The expression in the image is:

$(3 + \sqrt{3}i)^5$

This is a complex number raised to the 5th power. To solve it, we can either:

1. Expand it using the binomial theorem, which can be time-consuming due to the powers involved.
2. Convert the complex number to polar form, use De Moivre’s Theorem, and then convert it back to rectangular form after raising it to the power.

The second approach is more efficient. Here are the steps to solve it:

Step 1: Convert to Polar Form

First, write $3 + \sqrt{3}i$ in polar form. The polar form of a complex number $z = a + bi$ is given by: $z = r(\cos \theta + i \sin \theta)$ where:

• $r = |z| = \sqrt{a^2 + b^2}$ is the modulus
• $\theta = \arg(z) = \tan^{-1} \left(\frac{b}{a}\right)$ is the argument.

For $3 + \sqrt{3}i$:

• $a = 3$
• $b = \sqrt{3}$

The modulus $r$ is: $r = \sqrt{3^2 + (\sqrt{3})^2} = \sqrt{9 + 3} = \sqrt{12} = 2\sqrt{3}$

The argument $\theta$ is: $\theta = \tan^{-1} \left(\frac{\sqrt{3}}{3}\right) = \tan^{-1} \left(\frac{1}{\sqrt{3}}\right) = 30^\circ = \frac{\pi}{6} \text{ radians}$

Thus, the polar form of $3 + \sqrt{3}i$ is: $3 + \sqrt{3}i = 2\sqrt{3} \left( \cos \frac{\pi}{6} + i \sin \frac{\pi}{6} \right)$

Step 2: Apply De Moivre's Theorem

De Moivre’s Theorem states that for any complex number in polar form: $z^n = r^n \left( \cos (n\theta) + i \sin (n\theta) \right)$

In this case, $n = 5$, $r = 2\sqrt{3}$, and $\theta = \frac{\pi}{6}$.

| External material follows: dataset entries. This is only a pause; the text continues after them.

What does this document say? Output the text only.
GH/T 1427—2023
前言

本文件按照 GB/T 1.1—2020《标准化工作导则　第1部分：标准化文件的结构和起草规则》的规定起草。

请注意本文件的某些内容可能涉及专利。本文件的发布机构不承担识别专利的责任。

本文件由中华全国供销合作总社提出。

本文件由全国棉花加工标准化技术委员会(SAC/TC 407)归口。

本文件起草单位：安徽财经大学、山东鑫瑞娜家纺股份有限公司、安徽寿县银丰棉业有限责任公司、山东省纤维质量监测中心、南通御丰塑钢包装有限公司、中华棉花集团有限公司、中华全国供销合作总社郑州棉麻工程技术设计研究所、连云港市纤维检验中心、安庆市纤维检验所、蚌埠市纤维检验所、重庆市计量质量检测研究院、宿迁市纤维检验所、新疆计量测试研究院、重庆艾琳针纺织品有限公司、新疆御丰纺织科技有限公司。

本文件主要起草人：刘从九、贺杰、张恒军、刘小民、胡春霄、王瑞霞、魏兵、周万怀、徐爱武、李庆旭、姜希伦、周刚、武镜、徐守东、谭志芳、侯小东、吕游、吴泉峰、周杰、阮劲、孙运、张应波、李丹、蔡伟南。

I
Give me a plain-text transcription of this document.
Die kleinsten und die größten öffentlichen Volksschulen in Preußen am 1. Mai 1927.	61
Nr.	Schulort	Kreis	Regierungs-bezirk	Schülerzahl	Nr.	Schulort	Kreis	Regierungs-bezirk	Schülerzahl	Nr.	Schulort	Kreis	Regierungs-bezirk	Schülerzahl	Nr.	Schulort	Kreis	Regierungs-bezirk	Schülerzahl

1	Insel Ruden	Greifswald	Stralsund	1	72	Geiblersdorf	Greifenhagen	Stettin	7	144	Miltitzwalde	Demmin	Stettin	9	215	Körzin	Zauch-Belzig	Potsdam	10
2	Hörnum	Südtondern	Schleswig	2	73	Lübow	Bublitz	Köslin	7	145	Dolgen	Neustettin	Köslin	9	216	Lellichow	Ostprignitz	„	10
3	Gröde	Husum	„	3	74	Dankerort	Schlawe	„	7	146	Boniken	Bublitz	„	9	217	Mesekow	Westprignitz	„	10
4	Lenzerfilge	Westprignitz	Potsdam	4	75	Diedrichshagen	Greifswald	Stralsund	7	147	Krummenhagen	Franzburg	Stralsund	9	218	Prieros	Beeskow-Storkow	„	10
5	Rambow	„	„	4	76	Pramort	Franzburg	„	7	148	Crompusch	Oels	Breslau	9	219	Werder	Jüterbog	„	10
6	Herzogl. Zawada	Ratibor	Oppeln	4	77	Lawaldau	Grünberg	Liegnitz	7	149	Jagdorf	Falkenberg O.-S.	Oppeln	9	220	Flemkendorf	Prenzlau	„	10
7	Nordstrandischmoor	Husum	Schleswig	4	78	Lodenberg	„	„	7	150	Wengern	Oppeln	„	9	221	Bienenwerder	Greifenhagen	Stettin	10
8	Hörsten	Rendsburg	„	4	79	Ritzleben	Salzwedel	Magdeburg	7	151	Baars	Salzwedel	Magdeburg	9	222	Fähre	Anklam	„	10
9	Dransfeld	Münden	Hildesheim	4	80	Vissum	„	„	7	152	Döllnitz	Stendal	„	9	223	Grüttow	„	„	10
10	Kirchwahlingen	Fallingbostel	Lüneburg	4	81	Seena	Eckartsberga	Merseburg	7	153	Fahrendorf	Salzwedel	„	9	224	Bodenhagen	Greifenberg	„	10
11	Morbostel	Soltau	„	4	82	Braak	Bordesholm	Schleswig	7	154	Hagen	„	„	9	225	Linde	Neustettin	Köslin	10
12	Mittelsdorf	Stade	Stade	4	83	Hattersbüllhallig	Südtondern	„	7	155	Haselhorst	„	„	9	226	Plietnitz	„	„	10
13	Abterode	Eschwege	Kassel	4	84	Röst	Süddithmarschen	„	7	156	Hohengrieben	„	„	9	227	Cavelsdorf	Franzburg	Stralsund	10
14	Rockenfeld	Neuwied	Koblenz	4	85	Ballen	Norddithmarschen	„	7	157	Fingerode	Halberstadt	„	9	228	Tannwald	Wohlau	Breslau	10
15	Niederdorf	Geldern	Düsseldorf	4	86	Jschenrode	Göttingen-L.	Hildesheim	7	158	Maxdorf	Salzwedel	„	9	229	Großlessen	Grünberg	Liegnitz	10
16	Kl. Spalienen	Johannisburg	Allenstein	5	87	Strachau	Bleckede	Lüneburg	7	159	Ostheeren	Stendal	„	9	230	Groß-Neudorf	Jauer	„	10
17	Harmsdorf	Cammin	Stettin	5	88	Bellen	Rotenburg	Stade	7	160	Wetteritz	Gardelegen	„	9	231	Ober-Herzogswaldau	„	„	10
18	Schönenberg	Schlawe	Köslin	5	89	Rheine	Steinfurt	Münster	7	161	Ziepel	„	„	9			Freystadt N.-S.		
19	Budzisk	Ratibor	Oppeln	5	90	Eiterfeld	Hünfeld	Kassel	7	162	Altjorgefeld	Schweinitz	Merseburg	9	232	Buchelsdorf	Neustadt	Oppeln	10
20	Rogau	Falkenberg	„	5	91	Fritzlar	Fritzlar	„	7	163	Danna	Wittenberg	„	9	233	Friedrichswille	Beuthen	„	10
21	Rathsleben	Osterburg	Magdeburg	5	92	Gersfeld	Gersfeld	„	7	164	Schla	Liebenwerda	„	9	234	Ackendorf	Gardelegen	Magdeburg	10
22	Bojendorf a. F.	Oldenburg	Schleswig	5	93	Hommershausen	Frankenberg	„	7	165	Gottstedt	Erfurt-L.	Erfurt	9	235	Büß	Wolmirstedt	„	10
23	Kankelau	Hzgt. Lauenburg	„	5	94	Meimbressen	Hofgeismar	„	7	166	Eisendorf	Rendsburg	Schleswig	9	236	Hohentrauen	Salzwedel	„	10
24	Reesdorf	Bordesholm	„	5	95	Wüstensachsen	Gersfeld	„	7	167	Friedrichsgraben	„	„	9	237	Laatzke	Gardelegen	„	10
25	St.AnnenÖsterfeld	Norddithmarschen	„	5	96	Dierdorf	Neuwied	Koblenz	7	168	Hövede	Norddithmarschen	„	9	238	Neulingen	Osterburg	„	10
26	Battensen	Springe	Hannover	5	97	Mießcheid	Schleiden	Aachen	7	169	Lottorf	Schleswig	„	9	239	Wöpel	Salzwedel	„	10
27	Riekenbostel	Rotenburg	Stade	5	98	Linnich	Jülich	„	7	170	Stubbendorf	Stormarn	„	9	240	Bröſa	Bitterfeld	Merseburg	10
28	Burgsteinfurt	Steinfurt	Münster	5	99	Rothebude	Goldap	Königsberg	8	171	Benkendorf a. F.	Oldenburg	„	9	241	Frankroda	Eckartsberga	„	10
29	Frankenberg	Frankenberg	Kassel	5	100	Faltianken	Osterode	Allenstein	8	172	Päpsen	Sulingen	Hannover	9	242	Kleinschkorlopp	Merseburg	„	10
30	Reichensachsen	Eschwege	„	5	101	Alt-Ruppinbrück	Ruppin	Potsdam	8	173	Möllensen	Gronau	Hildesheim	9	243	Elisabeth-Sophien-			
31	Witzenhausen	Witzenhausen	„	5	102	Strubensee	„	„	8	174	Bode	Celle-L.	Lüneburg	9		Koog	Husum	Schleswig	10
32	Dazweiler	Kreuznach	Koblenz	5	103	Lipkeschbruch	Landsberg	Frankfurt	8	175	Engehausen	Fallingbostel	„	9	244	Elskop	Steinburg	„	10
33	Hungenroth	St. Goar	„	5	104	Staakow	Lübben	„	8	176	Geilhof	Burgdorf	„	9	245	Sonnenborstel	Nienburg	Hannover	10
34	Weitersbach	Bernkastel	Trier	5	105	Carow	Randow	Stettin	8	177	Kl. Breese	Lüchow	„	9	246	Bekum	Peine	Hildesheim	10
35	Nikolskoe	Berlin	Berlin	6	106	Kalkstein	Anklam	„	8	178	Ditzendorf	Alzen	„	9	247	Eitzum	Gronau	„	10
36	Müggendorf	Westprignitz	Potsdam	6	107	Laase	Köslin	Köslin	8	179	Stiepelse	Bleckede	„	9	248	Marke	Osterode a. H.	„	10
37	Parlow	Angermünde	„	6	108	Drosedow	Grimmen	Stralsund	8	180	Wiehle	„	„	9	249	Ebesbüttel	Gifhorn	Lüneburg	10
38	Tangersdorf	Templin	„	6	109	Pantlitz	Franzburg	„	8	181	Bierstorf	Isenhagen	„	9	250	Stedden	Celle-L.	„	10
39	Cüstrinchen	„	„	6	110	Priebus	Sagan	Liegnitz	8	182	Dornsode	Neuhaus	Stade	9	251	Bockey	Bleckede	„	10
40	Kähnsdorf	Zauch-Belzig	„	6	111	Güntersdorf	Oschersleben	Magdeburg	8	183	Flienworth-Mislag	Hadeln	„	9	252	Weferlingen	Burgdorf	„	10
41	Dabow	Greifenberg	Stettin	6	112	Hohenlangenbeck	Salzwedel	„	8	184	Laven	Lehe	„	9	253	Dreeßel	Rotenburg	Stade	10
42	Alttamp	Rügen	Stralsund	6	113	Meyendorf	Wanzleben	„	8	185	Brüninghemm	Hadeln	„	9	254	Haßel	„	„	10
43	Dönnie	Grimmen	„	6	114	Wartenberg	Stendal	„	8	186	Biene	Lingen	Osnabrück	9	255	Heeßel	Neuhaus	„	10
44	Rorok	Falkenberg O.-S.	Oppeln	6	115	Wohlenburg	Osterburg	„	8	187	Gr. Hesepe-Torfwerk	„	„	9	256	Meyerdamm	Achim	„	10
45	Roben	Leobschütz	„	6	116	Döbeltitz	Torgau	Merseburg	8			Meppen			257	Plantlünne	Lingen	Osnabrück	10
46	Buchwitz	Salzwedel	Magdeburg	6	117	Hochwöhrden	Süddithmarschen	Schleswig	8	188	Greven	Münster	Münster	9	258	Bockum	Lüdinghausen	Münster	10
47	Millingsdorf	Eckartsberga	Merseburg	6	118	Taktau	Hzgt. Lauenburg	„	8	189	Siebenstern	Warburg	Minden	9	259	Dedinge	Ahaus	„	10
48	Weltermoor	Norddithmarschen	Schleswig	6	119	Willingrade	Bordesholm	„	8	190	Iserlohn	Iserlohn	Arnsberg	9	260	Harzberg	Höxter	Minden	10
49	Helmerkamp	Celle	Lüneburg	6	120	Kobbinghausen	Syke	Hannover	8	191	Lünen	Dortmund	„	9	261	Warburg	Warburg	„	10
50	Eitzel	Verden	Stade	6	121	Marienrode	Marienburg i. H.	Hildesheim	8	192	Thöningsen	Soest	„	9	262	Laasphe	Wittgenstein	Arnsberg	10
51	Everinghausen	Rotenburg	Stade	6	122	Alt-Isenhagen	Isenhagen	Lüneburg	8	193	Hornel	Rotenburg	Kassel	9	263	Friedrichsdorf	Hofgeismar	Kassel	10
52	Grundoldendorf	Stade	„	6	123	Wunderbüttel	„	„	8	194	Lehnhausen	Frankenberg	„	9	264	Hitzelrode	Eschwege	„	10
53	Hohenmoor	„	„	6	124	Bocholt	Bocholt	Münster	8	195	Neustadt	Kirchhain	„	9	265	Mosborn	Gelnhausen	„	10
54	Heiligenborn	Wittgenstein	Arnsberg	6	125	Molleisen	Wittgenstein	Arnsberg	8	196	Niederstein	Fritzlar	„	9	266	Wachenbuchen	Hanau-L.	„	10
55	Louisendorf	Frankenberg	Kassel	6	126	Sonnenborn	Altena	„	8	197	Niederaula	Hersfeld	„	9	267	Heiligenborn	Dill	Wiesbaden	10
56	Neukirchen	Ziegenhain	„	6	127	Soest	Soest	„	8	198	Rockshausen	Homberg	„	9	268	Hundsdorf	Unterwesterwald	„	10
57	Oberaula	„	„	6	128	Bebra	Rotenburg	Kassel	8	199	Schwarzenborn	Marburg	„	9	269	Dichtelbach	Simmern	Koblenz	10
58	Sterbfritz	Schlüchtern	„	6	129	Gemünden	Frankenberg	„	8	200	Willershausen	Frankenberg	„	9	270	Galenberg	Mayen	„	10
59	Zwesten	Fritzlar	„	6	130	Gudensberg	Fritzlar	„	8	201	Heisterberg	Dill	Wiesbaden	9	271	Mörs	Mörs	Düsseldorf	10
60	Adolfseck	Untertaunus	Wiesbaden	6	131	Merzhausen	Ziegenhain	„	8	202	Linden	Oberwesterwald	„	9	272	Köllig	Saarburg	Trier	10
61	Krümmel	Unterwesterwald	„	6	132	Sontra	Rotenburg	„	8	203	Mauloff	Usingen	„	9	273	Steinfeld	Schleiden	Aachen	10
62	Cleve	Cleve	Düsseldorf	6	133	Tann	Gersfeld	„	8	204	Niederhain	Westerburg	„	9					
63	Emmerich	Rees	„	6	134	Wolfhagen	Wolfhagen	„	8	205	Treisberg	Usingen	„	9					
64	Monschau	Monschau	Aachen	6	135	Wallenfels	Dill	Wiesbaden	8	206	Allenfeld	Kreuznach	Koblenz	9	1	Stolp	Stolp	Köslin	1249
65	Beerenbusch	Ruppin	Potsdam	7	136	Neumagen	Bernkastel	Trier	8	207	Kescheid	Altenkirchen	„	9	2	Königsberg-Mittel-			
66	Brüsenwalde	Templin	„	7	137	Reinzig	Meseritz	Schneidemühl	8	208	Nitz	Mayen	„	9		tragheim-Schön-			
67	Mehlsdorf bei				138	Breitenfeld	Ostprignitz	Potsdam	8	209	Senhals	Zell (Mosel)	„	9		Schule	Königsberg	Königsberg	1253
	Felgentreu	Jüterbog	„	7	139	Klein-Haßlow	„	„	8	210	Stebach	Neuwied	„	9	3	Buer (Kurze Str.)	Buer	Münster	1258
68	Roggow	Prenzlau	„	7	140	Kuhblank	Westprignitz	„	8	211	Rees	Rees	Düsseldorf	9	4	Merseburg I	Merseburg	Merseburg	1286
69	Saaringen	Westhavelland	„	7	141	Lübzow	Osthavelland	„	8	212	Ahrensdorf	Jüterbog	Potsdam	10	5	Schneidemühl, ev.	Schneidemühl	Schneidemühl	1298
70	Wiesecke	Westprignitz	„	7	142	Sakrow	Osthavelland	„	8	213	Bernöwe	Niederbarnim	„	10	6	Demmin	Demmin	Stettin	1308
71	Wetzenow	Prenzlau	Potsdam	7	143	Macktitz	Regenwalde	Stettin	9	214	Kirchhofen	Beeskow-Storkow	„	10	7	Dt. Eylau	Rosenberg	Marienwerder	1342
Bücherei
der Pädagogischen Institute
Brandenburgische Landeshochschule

First, calculate $r^5$: $r^5 = (2\sqrt{3})^5 = 32 \sqrt{3}$

Now, calculate $5\theta$: $5\theta = 5 \times \frac{\pi}{6} = \frac{5\pi}{6}$

Thus, the result in polar form is: $(3 + \sqrt{3}i)^5 = 32\sqrt{3} \left( \cos \frac{5\pi}{6} + i \sin \frac{5\pi}{6} \right)$

Step 3: Convert Back to Rectangular Form

Now, convert the polar form back to rectangular form. The values of the trigonometric functions for $\frac{5\pi}{6}$ are:

• $\cos \frac{5\pi}{6} = -\frac{\sqrt{3}}{2}$
• $\sin \frac{5\pi}{6} = \frac{1}{2}$

So: $(3 + \sqrt{3}i)^5 = 32\sqrt{3} \left( -\frac{\sqrt{3}}{2} + i \times \frac{1}{2} \right)$

Simplify: $(3 + \sqrt{3}i)^5 = 32\sqrt{3} \times \left( -\frac{\sqrt{3}}{2} + \frac{i}{2} \right)$ $= 32\sqrt{3} \times -\frac{\sqrt{3}}{2} + 32\sqrt{3} \times \frac{i}{2}$ $= -48 + 16i$

Final Answer:

$(3 + \sqrt{3}i)^5 = -48 + 16i$

Would you like further clarification or details on any step?

Here are 5 related questions:

1. How do you compute the modulus and argument of any complex number?
2. What is De Moivre's Theorem and how is it applied in solving powers of complex numbers?
3. How does the binomial theorem apply to complex numbers?
4. What are the advantages of using polar form for complex number operations?
5. How are trigonometric values derived from radians?

Tip: When dealing with complex numbers in high powers, converting to polar form often simplifies calculations dramatically.